AUDIE CORNISH, HOST:
Ecologist Dan Nepstad has studied the Amazon for more than 30 years. He explained to me why it's hard to know the true extent of these fires.
DAN NEPSTAD: In an intact Amazon forest - a virgin forest - if it's a really dry year and the fire gets going, it's shin-high. You can step over it, and that means it doesn't register a lot of heat, and the satellites don't pick up that as an act of fire. The best way to know if a forest is burning is to see smoke coming out the top. So it's really hard to know how much of the virgin forests of the Amazon are catching fire. If they're open fires or fires burning damaged forests, they're much easier to spot, and that's most of what we're seeing this year.
CORNISH: Talk more about what we are seeing this year. How is it different from fires in the past?
NEPSTAD: Well, it's a big fire year. It's the biggest one in the last decade. A lot of the fires burning now are persistent, and that means that those are felled forests - the giant rainforest trees that have been cut down with chainsaws, allowed to dry, and now they're being burned in preparation for crops or pasture or whatever. A lot of smoke because there's so much tree biomass, a lot of energy, meaning that smoke goes really high into the atmosphere - and it can spread across entire regions.
CORNISH: You've written that the biggest threat to the Amazon is the large-scale displacement of scrub vegetation. What is that, and what does that mean in terms of the Amazon being exposed to more and more fires?
NEPSTAD: So what was deep, dense shade that kept the litter layer - the fuel layer - moist and difficult to burn is drying out, and there's a lot more of it. The next fire is much more intense. It kills more trees, and pretty soon, grasses and shrubs start to move into what was a pristine forest, and that's what I call this scrub vegetation. So that - eventually, you really can't recognize that that's a forest that was - never saw a chainsaw, but it's completely altered. That, for me, is the most worrisome long-term scenario for the Amazon.
CORNISH: What, then, is the solution? What steps can the Brazilian government take to protect the Amazon?
NEPSTAD: You know, I think there's a huge opportunity to solve this, and not just with dumping water or putting out fires. But to really come up with a systemic strategy that is long-term, we really need to shift from fire-prone systems, like extensive cattle, to more intensive forms that are tree-based so that the landholder will be more reluctant to use fire to manage their land and they'll invest more in fire prevention.
CORNISH: Before I let you go, I've heard over and over the last few days this idea that the Amazon is the lungs of the world. Is that a good way to think of it?

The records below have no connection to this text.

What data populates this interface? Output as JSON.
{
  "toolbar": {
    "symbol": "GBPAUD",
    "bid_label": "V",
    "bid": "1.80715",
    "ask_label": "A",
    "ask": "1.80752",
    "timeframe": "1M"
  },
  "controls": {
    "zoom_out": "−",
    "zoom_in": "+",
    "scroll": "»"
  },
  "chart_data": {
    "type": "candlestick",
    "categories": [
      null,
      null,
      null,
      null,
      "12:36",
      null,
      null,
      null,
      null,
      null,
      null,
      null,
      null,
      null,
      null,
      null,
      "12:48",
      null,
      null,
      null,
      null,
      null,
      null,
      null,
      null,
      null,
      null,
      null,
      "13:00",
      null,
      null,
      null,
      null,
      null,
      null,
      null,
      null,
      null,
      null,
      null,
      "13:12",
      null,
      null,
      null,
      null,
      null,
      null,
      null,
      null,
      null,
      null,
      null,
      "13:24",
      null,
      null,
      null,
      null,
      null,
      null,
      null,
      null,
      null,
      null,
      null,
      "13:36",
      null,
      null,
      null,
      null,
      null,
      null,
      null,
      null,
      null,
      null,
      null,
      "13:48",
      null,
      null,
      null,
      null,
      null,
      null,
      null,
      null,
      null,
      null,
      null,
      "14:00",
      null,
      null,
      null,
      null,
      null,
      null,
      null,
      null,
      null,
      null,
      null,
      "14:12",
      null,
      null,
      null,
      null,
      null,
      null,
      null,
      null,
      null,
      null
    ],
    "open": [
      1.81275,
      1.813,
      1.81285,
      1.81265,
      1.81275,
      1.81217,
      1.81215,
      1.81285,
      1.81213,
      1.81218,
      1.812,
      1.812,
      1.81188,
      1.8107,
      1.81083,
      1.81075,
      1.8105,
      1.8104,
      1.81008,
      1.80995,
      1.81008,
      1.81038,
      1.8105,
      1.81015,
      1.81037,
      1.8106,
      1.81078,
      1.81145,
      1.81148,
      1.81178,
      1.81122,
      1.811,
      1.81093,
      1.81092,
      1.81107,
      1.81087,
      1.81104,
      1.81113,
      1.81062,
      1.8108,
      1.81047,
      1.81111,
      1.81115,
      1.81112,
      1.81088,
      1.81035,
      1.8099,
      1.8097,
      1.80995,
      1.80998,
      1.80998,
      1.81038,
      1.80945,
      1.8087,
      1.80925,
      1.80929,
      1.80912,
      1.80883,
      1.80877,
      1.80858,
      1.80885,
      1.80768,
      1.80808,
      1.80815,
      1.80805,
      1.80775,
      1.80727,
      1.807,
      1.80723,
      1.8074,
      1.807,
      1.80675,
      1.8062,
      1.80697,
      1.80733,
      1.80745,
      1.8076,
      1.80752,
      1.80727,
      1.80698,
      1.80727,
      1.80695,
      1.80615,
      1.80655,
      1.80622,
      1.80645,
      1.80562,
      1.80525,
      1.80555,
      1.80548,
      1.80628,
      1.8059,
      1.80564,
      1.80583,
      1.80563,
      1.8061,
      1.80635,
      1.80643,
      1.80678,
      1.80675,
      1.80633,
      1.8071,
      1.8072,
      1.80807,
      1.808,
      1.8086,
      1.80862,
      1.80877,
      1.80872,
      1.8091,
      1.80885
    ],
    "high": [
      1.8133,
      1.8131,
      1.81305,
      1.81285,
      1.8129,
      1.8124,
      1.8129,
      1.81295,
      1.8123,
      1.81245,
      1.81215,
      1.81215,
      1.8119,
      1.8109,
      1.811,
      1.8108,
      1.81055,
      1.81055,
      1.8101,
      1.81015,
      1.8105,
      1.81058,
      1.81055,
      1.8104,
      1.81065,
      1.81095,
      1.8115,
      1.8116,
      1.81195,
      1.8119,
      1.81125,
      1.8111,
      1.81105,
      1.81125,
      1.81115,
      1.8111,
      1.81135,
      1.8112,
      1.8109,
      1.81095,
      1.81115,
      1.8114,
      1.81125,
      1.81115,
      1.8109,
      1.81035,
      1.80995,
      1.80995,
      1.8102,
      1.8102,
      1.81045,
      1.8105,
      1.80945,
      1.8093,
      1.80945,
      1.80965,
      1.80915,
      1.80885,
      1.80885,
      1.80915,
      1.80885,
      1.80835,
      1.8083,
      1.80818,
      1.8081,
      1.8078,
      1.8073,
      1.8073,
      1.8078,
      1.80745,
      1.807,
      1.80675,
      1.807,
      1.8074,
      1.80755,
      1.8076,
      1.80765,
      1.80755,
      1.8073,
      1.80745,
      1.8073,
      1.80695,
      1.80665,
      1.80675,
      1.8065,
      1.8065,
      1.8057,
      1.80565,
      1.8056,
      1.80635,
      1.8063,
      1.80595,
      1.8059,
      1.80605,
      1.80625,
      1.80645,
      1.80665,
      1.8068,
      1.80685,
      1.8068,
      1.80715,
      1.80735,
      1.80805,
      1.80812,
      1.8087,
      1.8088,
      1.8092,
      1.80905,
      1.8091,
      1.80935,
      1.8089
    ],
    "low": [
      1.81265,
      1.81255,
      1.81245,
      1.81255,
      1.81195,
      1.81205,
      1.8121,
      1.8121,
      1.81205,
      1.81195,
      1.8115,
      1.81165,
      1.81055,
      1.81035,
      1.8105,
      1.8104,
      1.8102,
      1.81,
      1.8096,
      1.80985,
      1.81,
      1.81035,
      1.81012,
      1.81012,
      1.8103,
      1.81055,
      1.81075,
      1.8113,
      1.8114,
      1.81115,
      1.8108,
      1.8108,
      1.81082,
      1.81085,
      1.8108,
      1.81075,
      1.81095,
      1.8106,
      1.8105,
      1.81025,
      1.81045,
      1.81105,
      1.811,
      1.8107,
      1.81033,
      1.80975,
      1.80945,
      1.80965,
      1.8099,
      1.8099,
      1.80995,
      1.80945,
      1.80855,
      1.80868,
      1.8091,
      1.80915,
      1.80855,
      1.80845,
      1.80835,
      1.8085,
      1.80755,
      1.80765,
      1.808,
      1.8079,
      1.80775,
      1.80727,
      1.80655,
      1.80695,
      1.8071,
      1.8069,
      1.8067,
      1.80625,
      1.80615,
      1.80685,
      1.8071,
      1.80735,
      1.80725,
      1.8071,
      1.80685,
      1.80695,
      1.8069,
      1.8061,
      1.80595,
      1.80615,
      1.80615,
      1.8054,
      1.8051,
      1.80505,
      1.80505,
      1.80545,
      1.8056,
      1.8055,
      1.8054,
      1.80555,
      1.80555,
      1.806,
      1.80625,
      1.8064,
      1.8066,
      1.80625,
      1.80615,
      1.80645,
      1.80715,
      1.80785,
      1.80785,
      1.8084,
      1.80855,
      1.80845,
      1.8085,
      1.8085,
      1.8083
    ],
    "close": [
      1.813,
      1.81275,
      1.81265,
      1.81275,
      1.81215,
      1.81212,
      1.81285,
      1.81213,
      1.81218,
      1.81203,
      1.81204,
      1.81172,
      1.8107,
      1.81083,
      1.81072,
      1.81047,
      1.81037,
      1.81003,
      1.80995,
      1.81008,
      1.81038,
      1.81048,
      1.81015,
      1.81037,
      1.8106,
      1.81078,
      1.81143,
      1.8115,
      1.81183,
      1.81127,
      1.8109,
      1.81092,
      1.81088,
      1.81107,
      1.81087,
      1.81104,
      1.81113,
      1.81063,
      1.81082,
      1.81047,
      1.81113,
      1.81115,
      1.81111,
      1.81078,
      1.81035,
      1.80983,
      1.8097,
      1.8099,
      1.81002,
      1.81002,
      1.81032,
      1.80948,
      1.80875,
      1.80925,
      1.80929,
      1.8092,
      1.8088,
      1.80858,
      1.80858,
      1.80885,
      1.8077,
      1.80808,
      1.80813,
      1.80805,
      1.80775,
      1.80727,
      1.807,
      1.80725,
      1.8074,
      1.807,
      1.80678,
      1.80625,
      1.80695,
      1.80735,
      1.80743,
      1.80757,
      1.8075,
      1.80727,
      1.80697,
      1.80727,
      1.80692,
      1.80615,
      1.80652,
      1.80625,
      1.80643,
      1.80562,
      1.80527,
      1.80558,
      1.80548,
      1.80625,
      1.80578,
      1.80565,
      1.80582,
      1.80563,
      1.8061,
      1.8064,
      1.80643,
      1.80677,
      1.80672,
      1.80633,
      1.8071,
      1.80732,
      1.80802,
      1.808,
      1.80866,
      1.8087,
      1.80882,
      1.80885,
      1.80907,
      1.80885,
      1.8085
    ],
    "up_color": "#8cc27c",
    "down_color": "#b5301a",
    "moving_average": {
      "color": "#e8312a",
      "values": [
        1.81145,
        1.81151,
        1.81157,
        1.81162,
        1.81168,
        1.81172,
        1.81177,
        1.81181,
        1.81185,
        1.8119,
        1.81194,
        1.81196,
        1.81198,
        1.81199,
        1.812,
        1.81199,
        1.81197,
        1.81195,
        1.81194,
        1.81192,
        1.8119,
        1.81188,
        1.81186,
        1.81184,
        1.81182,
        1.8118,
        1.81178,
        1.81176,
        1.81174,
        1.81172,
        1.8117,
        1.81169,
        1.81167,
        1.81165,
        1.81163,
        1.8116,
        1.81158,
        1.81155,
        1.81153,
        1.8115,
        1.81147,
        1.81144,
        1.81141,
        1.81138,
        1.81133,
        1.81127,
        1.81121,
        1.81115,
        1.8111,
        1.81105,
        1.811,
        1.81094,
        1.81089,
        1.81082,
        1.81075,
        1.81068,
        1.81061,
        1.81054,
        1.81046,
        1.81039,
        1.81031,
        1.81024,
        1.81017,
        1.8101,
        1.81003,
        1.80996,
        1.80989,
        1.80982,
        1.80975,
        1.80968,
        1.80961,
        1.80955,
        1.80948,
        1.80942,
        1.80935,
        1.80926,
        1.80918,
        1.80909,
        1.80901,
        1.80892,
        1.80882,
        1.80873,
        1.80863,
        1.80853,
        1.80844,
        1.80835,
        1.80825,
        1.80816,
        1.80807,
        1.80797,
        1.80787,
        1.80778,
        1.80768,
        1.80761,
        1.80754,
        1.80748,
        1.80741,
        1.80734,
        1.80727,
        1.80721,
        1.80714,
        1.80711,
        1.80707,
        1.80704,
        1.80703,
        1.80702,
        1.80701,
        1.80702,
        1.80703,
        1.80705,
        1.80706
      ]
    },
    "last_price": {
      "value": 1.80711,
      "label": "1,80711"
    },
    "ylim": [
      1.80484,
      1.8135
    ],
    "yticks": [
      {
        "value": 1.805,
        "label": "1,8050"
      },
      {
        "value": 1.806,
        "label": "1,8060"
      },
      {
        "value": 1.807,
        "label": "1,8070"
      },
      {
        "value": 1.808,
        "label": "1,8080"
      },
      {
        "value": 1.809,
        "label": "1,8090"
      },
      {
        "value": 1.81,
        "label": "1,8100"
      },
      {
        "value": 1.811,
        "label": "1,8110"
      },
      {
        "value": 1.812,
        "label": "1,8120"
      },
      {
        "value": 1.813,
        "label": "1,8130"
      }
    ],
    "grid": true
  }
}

NEPSTAD: That's a little misleading. There's a lot of big, old trees, and they respire a lot. Just like people have to breathe in oxygen, those tree trunks also have to breathe in oxygen, and all of that dead wood, as it rots, is taking up oxygen- much better to focus on the Amazon as a cooling system for the planet. You know, really, every time a little droplet of water leaves a leaf and goes into vapor, it's absorbing energy and it's cooling things down. And the Amazon is so big that if we lose it, it's going to change the way air and energy move around the planet, and that means our climate will change. For me, that's something that really ties us to the health of the Amazon wherever we are on the planet.
CORNISH: That's Dan Nepstad. He's president and founder of the Earth Innovation Institute.
Thank you for explaining this to us.